Mia madre era una donna minuta, dai capelli scuri e cortissimi. Il suo viso sembrava invecchiato e, nonostante il trucco minuziosamente curato, dei lunghi solchi si diramavano sulla pelle ambrata. Sembrava sul punto di piangere dalla gioia ma cercava di contenersi.
-Dorotea, finalmente! Non mi avevi detto che avresti portato qualcuno- disse con il suo forte accento italiano, mentre puntava gli occhi castani sul ragazzo al mio fianco.
Mia madre non gradiva le sorprese. Era un’ordinaria, comune donna che voleva occuparsi soltanto di cose ordinarie e comuni come il bucato e le pulizie. Aveva bisogno di programmare ogni giornata e qualunque imprevisto la faceva entrare in confusione.
-Lui è Jamie, è…- Cominciai a farfugliare, non sapendo come volesse essere presentato.
-Sono il ragazzo di Dori. Piacere, signora Crawford.- Staccò la mano dalla mia e afferrò quella di mia madre, in una stretta potente e decisa.

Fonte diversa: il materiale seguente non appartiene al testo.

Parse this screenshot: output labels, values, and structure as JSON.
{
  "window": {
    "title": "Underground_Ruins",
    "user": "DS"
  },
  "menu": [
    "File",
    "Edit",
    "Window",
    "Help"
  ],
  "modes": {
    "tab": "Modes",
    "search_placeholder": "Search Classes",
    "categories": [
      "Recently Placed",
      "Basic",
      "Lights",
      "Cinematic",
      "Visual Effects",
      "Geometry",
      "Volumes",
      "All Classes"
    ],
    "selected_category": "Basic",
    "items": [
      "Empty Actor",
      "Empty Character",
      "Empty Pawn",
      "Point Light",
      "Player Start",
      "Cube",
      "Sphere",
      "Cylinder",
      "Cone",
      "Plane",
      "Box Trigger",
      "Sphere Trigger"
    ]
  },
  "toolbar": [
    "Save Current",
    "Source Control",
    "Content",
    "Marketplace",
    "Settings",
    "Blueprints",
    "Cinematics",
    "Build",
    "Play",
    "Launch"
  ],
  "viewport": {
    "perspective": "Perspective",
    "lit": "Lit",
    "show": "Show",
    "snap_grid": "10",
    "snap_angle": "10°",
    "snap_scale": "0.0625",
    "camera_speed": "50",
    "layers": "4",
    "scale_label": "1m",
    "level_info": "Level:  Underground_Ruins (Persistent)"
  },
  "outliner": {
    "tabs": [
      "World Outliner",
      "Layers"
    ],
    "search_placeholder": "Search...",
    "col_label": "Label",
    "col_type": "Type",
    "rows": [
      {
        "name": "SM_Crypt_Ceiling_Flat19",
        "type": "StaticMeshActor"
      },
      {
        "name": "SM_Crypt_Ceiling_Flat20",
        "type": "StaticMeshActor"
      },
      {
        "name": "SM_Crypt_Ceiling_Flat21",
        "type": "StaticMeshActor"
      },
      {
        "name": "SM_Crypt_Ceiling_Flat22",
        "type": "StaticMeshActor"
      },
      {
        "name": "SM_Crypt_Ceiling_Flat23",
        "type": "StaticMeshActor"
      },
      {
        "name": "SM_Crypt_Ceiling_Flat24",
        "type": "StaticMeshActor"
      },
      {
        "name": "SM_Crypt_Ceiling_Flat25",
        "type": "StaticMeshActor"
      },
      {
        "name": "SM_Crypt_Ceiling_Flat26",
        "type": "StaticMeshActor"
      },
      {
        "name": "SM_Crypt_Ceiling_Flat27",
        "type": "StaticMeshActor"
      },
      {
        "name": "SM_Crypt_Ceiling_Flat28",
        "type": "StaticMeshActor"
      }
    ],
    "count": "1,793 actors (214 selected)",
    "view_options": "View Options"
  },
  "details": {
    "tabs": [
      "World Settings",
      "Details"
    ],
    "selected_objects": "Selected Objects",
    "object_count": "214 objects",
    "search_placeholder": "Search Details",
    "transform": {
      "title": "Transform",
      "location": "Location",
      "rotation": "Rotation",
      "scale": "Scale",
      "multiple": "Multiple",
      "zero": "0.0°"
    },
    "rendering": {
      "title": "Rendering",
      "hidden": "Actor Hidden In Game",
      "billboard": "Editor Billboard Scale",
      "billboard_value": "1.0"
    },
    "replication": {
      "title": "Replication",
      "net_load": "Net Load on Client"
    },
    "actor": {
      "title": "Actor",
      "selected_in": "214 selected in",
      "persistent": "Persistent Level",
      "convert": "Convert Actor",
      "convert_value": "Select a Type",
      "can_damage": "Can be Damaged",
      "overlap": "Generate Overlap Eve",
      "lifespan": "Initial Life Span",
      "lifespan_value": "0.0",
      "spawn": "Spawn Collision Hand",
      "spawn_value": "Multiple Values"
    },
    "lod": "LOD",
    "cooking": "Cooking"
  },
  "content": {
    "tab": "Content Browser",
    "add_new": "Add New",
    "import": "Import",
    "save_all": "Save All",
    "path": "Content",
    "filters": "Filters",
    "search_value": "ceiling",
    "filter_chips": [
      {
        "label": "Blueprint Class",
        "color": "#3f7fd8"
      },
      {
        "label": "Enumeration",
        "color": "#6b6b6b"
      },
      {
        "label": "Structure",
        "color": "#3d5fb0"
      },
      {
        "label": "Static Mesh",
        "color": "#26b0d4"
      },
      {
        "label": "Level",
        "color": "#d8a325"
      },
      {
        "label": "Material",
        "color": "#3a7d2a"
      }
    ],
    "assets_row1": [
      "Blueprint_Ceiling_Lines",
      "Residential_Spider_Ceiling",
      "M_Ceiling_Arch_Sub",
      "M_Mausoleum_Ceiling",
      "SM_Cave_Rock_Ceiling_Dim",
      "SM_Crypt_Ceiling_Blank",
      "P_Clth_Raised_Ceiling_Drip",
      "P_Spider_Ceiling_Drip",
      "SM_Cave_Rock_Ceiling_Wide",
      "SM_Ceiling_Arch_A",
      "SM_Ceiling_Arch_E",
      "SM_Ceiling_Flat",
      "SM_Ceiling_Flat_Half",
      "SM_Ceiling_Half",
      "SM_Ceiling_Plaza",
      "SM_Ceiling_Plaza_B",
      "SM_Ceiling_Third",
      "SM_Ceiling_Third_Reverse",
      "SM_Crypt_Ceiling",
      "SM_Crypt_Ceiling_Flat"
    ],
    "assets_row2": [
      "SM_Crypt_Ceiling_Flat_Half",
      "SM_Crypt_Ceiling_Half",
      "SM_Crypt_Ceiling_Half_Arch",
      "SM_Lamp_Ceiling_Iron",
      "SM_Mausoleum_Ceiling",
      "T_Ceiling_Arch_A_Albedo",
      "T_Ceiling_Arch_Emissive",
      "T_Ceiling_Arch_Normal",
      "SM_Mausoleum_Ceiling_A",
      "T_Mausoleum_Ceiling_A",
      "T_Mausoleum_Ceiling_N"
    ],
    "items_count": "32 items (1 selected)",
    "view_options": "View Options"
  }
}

-Marianna.- Lei sorrise lievemente, forse un po’ in imbarazzo.
-Prego, entrate. Sediamoci in salotto mentre aspettiamo tuo padre. È a lavoro ma appena tornerà potremo parlare.-
Varcando la porta, l’odore di casa mi turbò per un attimo. Era un odore forte, di detersivi e deodoranti chimici ma anche di qualcos’altro che non avrei saputo descrivere, era odore di casa e non lo sentivo da due anni.
Percorremmo il lungo corridoio dai muri bianchi e la moquette bordeaux, alle pareti c’erano delle fotografie, ma nessuna mi rappresentava. Eppure, ripensandoci, l’ultima volta c’erano. Decisi di non dire niente, mentre ci accomodavamo nella stanza quadrata.
Io e Jamie ci sedemmo sul divano mentre mia madre, nonostante ci fosse ancora molto spazio, preferì una delle due poltrone a lato. I tre mobili erano bordeaux, in pelle molto scura, antica, e formavano un ferro di cavallo attorno al tavolino di cristallo su cui era posata una ciotola di cioccolatini, disposti ordinatamente. Dalla nostra sinistra entrava una luce fioca, poiché una tenda bianca nascondeva la finestra.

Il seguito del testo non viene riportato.